Another of these anti-third-party impediments is Oregon’s statute ORS 248.010, which has its dusty origins in legislation enacted explicitly to protect the Democratic and Republican parties from competition. This ridiculous law denies electoral status to any political party whose designation includes even one word in common with another party already approved for the ballot. Thus, the Freedom Socialist Party (FSP) finds itself barred from running candidates in its own name, since the Socialist Party already has ballot status in Oregon. FSP is challenging the law by suing the state of Oregon and has attracted important support from unions, community groups, and Left organizations — including the Socialist Party.
- Replace first-past-the-post voting with proportional representation, which divides up legislative seats among parties based on what proportion of the total vote they each get. This would deliver some representation to minor parties who get a significant fraction of the vote but don’t come out on top.

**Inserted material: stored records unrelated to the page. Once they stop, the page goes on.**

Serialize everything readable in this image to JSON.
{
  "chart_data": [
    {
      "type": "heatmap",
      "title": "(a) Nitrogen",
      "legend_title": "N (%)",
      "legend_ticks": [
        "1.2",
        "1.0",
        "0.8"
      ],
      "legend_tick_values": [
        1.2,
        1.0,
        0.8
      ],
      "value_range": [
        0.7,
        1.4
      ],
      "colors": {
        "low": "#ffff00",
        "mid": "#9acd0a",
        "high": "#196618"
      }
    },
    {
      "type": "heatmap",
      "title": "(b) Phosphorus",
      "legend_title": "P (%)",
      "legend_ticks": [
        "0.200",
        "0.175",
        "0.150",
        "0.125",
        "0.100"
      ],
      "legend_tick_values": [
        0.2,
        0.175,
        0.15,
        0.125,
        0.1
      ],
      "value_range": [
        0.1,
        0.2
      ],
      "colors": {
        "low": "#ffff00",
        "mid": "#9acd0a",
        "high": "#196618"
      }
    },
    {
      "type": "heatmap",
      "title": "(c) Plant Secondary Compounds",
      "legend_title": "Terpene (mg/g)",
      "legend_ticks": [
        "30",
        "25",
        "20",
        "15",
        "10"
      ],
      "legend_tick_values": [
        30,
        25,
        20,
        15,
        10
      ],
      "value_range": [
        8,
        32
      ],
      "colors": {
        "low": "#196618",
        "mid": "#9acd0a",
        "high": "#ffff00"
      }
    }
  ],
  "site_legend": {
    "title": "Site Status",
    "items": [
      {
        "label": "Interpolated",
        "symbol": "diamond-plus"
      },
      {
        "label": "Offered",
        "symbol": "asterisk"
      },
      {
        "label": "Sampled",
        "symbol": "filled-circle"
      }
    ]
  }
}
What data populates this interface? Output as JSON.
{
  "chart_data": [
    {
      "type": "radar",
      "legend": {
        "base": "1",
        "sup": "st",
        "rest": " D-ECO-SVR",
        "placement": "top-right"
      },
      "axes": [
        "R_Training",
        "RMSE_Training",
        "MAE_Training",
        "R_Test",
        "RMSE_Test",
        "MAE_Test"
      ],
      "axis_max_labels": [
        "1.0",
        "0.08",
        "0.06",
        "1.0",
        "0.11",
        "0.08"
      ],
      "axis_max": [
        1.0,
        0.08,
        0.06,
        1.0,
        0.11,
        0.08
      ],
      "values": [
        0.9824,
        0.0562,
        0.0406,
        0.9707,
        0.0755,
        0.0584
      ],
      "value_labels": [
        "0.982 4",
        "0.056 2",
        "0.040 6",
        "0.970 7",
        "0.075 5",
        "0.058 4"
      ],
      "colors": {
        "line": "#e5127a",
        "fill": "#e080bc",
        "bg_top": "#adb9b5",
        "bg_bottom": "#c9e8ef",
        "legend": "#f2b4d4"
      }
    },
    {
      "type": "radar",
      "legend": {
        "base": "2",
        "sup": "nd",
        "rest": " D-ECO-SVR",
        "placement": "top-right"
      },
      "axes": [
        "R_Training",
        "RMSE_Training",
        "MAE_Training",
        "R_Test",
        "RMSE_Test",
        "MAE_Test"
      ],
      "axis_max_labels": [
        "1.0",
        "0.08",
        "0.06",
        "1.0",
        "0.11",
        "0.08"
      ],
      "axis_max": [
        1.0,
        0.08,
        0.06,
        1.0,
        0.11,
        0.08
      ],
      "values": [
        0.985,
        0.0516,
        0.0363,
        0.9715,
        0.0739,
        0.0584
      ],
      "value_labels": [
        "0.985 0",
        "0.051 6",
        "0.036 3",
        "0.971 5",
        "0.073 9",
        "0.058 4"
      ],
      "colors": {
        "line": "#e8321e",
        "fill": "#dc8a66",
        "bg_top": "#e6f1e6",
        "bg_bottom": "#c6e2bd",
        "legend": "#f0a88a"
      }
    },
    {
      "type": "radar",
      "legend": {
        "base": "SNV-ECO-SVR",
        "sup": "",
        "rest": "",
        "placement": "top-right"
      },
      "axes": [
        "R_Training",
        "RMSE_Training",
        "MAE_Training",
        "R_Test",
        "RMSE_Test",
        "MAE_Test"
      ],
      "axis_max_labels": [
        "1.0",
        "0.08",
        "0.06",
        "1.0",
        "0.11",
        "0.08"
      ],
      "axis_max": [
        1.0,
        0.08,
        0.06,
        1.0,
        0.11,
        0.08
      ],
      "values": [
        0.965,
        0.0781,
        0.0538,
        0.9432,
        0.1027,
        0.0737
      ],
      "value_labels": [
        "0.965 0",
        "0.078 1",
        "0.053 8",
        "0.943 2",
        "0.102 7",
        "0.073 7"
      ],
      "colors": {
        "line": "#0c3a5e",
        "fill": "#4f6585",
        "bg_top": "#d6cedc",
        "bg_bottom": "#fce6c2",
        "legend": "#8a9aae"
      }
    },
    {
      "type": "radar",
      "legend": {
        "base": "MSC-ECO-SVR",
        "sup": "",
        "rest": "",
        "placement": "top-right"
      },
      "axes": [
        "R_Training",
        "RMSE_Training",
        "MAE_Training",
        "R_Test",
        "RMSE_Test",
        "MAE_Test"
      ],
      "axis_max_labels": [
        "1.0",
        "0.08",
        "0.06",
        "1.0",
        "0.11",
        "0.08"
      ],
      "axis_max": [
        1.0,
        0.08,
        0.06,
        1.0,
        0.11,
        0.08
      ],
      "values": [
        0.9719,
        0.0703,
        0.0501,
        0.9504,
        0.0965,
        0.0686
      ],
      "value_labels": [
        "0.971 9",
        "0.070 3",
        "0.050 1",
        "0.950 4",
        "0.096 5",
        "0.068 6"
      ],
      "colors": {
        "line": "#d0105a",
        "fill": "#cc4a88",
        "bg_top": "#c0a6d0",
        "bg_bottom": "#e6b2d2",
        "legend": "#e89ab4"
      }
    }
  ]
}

- Establish preferential voting. This would enable U.S. voters to rank each candidate, as is already done in Australia and Ireland, and would mean that every ballot would matter — not just those cast for a Democrat or a Republican, which is currently the case.
- Upgrade and standardize processes and equipment nationally. No more second-class treatment for voters, many of them of color, in the poorer areas!
- End the disenfranchisement of prisoners and ex-prisoners. Thirteen states permanently take the vote away from people who have been convicted of felonies. In Florida, for example, more than 400,000 ex-felons, about half of them Black, could not vote in 2000. There is no good reason to deny the vote to people who have served time, especially given the racist nature of criminal justice in the USA.
- Lose the Electoral College. The Electoral College is an 18th century invention put in place to give the Southern slave states proportionately more weight in the selection of the president. It worked; the presidency was occupied by slaveholders from Virginia for all but four of the first 36 years of this country’s existence. Although the College has been modified since then, it still prevents the population from directly electing the President.
The people of the U.S. need not, and should not, cling to the élitist baggage left to us by the founding fathers. Instead, it’s past time to emulate the best of their revolutionary spirit, and shake things up!